IOW, the USAF bombings are not going to eliminate the ISIS terrorists any time soon.

Obama's essentially like the cop that shows up to the scene of a head on collision to hand out speeding tickets, except he poses for photo ops.


----------



## JakeStarkey (Aug 8, 2014)

Well, we see the crazies from the oilies, the neo-cons, and the social cons holding a circle jerk.

Pathetic.


----------



## B. Kidd (Aug 8, 2014)

JakeStarkey said:


> Well, we see the crazies from the oilies, the neo-cons, and the social cons holding a circle jerk.
> 
> Pathetic.




BTW, thanx for holding our dicks!..........


----------



## JakeStarkey (Aug 8, 2014)

kidd, the wackies from the far right's turn is over: you lost 128 of 131 primaries

Sux to be you guys.


----------



## dilloduck (Aug 8, 2014)

JakeStarkey said:


> Well, we see the crazies from the oilies, the neo-cons, and the social cons holding a circle jerk.
> 
> Pathetic.



Hell Obama made them all happy by saving the oil fields and pipelines  !!  Never thought I'd live to see the day.
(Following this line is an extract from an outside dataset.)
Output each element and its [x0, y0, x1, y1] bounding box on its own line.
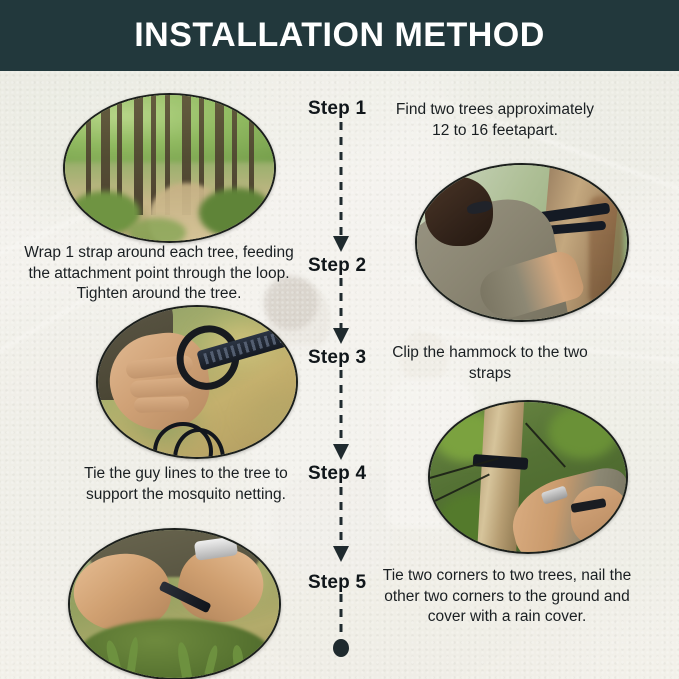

How ya feeling about a liberal fighting for oil ? ( They may have had to twist Obama's arm on this one tho )


----------



## Samson (Aug 8, 2014)

dilloduck said:


> JakeStarkey said:
> 
> 
> > Well, we see the crazies from the oilies, the neo-cons, and the social cons holding a circle jerk.
> ...



Democratic Senators convinced him to stop playing while Iraq burned long enough to create a plausible reason for them to invite him to their election fund raisers before his popularity completely tanks.


----------



## Samson (Aug 8, 2014)

JakeStarkey said:


> Well, we see the crazies from the oilies, the neo-cons, and the social cons holding a circle jerk.
> 
> Pathetic.



Newsflash:

Watching you jerk off alone isn't much less pathetic.


----------



## Bleipriester (Aug 13, 2014)

According to the Pentagon the U.S Airforce carries between 50 and 60 attack and support flights out per day.


----------